WASHINGTON - Thrusting himself into a growing GOP battle with organized labor, Minnesota Rep. John Kline rolled out legislation Wednesday to block new union election rules proposed by the Obama administration.
Kline, emerging as the GOP's point man on labor, took aim at the National Labor Relations Board (NLRB), an appointed body that has increasingly come under attack by Republicans. His bill would pre-empt an NLRB plan to implement speedier union elections, a move he says would give companies less time to present their case against unionization. "In my judgment, that's not fair to employees or employers," said Kline, who chairs the House Education and Workforce Committee.
The NLRB proposal, adopted in June, would permit workers to vote 10 days after a union election is requested. Kline's bill would require a waiting period of at least 35 days.

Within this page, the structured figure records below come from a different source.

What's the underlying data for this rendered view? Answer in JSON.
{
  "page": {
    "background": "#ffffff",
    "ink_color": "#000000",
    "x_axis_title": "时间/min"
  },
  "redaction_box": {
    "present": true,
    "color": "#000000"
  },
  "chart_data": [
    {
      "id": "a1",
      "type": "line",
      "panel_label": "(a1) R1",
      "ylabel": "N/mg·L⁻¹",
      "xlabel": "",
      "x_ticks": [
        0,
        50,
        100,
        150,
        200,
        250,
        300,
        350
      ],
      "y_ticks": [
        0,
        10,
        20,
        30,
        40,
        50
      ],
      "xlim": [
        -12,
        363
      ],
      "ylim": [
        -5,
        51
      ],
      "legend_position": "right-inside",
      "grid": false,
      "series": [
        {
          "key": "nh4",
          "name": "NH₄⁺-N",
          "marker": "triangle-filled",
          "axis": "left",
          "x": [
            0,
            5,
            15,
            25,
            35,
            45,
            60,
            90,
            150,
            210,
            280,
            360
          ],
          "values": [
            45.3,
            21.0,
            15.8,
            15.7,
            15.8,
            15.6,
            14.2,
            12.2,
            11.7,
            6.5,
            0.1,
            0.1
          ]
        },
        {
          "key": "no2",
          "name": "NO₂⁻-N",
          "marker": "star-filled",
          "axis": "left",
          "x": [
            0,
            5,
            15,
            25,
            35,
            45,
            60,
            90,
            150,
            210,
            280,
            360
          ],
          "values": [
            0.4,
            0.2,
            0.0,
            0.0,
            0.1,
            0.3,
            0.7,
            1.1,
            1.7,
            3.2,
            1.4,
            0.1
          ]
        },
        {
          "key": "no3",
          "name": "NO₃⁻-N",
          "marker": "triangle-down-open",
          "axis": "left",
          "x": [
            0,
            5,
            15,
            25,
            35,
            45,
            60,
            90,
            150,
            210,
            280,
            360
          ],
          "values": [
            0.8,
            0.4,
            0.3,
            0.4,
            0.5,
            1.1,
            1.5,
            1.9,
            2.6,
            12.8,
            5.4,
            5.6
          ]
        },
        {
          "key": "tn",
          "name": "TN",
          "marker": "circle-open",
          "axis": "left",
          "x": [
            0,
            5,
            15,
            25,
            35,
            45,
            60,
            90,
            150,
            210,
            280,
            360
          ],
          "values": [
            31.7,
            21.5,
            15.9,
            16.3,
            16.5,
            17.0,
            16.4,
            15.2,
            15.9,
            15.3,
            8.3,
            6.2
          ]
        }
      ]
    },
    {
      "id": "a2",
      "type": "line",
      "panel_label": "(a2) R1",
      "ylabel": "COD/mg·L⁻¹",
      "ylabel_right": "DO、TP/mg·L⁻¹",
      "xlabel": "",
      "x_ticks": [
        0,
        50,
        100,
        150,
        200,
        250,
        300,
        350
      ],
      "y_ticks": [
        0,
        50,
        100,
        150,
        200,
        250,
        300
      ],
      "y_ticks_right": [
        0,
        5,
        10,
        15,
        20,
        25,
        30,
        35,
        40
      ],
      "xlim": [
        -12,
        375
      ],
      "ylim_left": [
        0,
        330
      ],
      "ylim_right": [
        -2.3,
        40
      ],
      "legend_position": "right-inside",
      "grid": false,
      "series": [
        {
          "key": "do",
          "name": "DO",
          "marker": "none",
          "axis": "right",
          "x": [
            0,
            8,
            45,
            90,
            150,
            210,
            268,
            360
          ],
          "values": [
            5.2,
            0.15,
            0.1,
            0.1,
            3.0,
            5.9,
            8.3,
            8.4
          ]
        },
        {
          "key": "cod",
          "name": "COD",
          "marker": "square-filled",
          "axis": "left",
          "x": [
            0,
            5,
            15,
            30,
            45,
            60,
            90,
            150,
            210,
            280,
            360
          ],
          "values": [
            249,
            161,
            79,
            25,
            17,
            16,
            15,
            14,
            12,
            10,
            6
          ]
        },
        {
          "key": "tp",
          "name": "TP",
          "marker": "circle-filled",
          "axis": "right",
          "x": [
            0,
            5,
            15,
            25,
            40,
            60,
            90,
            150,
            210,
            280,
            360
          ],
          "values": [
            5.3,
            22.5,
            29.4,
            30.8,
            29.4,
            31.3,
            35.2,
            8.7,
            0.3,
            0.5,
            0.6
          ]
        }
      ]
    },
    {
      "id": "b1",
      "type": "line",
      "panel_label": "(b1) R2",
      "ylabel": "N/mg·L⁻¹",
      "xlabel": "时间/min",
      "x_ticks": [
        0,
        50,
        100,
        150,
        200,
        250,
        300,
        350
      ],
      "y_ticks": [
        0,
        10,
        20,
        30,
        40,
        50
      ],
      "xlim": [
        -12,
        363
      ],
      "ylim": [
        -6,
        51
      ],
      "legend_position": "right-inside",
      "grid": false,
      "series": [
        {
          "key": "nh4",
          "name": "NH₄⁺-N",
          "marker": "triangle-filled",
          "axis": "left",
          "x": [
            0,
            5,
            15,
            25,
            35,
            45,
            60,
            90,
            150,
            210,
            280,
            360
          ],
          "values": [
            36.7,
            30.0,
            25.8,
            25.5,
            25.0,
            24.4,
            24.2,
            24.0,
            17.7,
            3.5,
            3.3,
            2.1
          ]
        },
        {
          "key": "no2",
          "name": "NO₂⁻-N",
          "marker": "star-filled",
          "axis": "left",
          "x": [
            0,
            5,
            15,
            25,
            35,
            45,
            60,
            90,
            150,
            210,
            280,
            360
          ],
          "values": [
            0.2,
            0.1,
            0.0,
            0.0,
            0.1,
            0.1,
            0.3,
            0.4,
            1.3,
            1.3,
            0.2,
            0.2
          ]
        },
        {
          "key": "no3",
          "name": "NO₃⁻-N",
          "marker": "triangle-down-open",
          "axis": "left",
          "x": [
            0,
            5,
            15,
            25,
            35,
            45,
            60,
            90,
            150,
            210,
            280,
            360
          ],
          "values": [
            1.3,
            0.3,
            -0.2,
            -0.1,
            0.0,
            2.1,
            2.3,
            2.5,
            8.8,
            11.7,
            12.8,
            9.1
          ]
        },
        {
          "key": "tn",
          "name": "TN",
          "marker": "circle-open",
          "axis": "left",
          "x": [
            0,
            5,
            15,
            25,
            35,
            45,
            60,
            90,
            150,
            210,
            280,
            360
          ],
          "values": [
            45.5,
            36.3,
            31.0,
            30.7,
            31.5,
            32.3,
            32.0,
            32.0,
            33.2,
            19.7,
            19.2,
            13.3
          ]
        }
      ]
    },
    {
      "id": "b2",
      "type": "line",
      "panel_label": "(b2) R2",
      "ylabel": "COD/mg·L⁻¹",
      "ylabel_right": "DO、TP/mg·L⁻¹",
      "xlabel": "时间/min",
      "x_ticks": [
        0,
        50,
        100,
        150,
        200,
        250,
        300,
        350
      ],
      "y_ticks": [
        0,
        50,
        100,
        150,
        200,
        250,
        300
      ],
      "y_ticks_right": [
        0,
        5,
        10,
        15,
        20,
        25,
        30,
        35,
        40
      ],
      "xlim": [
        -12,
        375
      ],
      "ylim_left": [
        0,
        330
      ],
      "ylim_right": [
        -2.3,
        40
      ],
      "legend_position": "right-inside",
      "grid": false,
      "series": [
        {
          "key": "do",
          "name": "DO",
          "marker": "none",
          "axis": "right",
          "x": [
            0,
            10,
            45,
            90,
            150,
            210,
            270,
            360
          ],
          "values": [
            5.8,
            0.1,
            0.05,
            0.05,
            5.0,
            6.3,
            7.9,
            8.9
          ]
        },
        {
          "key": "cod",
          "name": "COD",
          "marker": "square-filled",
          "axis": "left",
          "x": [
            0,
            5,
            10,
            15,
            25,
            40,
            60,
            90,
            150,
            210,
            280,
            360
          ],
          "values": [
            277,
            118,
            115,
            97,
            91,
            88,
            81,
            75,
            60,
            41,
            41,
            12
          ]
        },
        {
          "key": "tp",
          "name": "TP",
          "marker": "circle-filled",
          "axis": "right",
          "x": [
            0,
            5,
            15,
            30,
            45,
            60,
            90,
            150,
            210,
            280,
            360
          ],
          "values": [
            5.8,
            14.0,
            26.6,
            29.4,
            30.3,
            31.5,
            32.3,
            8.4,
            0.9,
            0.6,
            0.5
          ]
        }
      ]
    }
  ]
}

The dispute comes as Republicans mount a full-scale attack on the NLRB for its ruling against Boeing, which has sought to build a new plant in South Carolina rather than expand in the Seattle area, where it has suffered labor strikes. A board finding that Boeing's move would be retaliatory has become a rallying cry for several GOP presidential candidates, including Rep. Michele Bachmann, who called it "anti-American."
GOP to make it election issue
It also comes at a time of increased friction between the GOP governors of Wisconsin and Ohio and their public employee unions. Meanwhile, Republicans in Congress have made it clear that they want to make an issue of Obama's ties to organized labor in the coming presidential election. "I would expect that this agenda, what I'm flat-out calling favoritism to Big Labor, will certainly be an issue," Kline said.
House Democrats called the bill a sop to corporate interests seeking to weaken worker rights. "This bill is just another example of the class war being waged against working families by the Republican majority on behalf of special interests," said Rep. George Miller of California, the ranking Democrat on Kline's committee.
Kline cited the Boeing decision, as well as new NLRB bargaining unit standards, as further evidence of the Obama administration's bias toward trade unions. Kline said: "We're trying to get America back to work. We believe this is working contrary to that effort."
Kline: Target is on board
Union leaders characterize Kline's measure as an effort to step up the fight over government regulation and workplace rules. "Kline's bill is just another in a series of unprecedented attacks we've seen on workers' rights this year," said Peter Colavito, director of government relations for the Service Employees International Union (SEIU).
Kline said that among those lobbying him for the bill are Minnesota-based Target Corp. and other retailers. A Target spokeswoman did not comment.
Bill Hughes, of the Retail Industry Leaders Association, called Kline's measure a counterweight to the "ill-conceived actions taken by the [NLRB]."
Kevin Diaz is a correspondent in the Star Tribune Washington Bureau.